Press
JoAnn Falletta, conductor of the Buffalo
Philharmonic Orchestra, has written about Lee's
Symphony No.1 and its score:
I listened and found it to be a really beautiful work! ... I am happy to
have it and look forward to studying it.
2015
Personal communications to the composer, used with permission.

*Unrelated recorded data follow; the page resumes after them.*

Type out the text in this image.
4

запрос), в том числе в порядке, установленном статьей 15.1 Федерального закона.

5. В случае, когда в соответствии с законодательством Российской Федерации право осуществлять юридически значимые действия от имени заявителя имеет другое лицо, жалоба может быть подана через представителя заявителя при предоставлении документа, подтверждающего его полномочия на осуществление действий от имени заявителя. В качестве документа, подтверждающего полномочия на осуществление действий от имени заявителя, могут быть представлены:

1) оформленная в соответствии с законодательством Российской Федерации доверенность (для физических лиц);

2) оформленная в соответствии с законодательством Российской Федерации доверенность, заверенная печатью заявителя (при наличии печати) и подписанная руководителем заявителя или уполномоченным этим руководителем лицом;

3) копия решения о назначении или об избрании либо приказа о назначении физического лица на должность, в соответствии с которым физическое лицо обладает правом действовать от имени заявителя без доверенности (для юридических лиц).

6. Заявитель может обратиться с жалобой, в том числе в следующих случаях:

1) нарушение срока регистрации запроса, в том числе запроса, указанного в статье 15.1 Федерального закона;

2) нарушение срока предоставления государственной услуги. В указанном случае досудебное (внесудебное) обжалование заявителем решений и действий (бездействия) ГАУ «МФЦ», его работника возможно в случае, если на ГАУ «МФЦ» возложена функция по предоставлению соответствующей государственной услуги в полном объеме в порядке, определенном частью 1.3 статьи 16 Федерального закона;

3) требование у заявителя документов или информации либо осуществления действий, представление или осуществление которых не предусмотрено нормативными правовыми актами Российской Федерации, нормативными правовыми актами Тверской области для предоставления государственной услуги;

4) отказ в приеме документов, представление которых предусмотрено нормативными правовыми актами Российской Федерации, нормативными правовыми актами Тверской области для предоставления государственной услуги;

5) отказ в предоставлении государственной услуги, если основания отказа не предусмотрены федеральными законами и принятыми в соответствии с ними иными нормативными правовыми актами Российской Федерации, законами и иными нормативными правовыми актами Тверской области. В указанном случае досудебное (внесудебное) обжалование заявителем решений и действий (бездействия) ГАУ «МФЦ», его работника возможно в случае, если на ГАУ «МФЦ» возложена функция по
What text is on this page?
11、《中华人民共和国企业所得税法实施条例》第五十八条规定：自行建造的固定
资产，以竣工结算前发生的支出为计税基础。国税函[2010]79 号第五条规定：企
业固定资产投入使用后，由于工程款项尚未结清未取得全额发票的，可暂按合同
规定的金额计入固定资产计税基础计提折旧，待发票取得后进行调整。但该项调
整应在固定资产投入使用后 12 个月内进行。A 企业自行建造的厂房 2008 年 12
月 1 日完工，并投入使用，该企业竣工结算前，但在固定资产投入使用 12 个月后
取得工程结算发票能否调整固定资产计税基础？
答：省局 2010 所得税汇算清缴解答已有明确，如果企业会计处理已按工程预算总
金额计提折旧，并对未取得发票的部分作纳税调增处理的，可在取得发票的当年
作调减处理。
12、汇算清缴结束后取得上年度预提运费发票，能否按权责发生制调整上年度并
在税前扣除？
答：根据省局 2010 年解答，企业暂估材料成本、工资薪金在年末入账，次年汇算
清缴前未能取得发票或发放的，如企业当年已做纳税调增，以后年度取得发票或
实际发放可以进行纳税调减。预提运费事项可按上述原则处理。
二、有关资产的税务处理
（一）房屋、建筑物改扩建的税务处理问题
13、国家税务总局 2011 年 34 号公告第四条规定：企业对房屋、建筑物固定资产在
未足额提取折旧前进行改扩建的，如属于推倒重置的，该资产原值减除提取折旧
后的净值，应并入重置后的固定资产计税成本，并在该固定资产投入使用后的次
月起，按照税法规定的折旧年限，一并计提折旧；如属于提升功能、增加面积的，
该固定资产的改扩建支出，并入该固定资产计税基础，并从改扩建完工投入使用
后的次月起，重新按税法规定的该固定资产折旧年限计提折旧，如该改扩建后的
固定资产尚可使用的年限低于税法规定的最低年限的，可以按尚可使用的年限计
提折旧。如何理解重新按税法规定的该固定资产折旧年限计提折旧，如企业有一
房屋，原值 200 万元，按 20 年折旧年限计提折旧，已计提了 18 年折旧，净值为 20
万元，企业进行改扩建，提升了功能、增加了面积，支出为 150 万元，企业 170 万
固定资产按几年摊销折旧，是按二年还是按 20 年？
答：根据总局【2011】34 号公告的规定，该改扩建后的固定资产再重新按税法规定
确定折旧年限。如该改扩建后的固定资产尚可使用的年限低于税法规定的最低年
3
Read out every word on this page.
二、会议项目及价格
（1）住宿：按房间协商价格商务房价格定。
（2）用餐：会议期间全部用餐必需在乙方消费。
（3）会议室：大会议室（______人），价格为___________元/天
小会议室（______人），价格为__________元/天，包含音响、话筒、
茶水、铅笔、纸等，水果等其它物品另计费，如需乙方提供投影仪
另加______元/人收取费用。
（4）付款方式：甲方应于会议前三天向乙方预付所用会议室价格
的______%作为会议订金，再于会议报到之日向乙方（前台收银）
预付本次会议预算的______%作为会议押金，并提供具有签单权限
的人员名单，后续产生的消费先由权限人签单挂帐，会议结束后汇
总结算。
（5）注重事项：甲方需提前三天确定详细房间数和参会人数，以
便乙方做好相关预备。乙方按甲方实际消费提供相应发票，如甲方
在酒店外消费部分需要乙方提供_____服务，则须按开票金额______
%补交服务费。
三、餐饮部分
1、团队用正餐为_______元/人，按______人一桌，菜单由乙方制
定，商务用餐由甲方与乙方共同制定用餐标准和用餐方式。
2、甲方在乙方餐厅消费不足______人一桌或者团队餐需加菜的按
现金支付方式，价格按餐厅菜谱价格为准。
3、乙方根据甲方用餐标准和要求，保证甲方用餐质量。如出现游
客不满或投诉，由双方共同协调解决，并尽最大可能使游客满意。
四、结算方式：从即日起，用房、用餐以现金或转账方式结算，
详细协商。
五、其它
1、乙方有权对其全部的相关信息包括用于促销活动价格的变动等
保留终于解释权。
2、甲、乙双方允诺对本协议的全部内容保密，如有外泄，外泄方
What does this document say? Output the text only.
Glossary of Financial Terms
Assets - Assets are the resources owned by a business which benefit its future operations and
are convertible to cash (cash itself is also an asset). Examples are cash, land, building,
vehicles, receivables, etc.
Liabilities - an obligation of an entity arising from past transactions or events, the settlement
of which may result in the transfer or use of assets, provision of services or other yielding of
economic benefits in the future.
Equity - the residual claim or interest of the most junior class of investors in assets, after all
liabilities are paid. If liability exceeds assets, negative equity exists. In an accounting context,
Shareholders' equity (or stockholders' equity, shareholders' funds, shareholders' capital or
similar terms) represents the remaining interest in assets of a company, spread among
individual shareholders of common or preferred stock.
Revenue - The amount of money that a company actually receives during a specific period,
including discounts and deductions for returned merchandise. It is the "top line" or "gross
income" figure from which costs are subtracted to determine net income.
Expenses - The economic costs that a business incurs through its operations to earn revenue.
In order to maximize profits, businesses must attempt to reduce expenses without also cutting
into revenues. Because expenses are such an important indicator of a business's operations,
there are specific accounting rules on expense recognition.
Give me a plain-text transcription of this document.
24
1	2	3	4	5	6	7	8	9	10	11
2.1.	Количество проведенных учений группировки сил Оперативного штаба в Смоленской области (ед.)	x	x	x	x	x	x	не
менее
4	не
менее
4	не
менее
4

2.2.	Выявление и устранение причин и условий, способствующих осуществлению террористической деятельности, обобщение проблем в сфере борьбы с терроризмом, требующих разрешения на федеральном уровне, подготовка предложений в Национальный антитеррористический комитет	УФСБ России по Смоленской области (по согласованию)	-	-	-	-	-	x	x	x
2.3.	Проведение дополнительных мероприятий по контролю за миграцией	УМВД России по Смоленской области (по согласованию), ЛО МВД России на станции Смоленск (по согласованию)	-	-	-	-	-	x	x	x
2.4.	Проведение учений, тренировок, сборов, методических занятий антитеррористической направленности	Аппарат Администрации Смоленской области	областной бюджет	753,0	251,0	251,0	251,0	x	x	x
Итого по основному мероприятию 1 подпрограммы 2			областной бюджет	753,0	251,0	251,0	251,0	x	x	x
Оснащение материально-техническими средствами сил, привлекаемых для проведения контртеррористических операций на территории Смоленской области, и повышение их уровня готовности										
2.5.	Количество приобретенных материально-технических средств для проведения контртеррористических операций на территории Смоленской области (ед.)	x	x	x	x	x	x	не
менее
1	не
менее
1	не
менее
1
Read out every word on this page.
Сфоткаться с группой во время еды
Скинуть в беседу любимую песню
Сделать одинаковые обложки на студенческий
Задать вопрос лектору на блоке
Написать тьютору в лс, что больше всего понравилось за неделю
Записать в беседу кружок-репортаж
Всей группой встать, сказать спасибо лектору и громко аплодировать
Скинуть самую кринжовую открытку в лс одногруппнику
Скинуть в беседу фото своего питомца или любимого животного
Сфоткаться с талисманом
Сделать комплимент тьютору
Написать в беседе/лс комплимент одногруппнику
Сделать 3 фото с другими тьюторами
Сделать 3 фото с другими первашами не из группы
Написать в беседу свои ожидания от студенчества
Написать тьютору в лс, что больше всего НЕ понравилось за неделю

The Eclectix Chamber Orchestra's premiere of McClure's composition,
Hiatus, won the praise of The New York Times critic Tim Page, who
declared:
It was probably the most distinguished piece on the program: the harmonies
had bite and the musical ideas seemed both organic and Mr. McClure's own.
1986
McClure is the founder and director of the new-music concert series
Eclectix, which has presented the music of
over 100 living composers in New York City. The New York Times
has written:
Devoted to Melody — Eclectix, a group dedicated to presenting melodic
music in the tradition of Debussy, Gershwin, and Ellington, performs in New York.
1989
[M]ost this repertory grew out of a tonal, melody-accompaniment tradition,
and a lot of it by way of American popular culture.
1988
Played on 40 radio stations in the United States, Lee's CD
A Jazz Christmas Like You've Never Heard
was reviewed by D. Oscar Groomes in O's Place Jazz Magazine:
This is not your traditional Holiday album. For sure Lee has managed to transform, twist
and provoke our imaginations. The music is great and the lyrics are familiar.
2009
In a staged reading at the Cathedral of St. John The Divine with a
libretto by the Pulitzer-Prize-nominated playwright Ron Whyte, the opera
Mother and Child was reviewed in The New York Times by Bernard Holland, who
wrote:
Mr. McClure's music is, for better and worse, eclectic. It veers from Broadway
to sentimental pop ballad to angry instrumental harmonies to a recitative style
that at times implies total dissonance. ... [T]his is truly an embryo
of a production waiting to be born.
1990
Herb Boyd wrote in The New York Amsterdam News:
A rather adventurous foray into the realm of improvisation by cellist
Paul de Jong and flutist
Lee McClure, the series' director,
opened the evening. Both musicians played electrified instruments, and
their best moments occurred when de Jong settled snugly behind McClure's
flute, which sounded like a bowed bass fiddle. The duo's often lively
performance stood in contrast to the dark, brooding music of [Toni and
Gordon Parks' song cycle, "In Love"].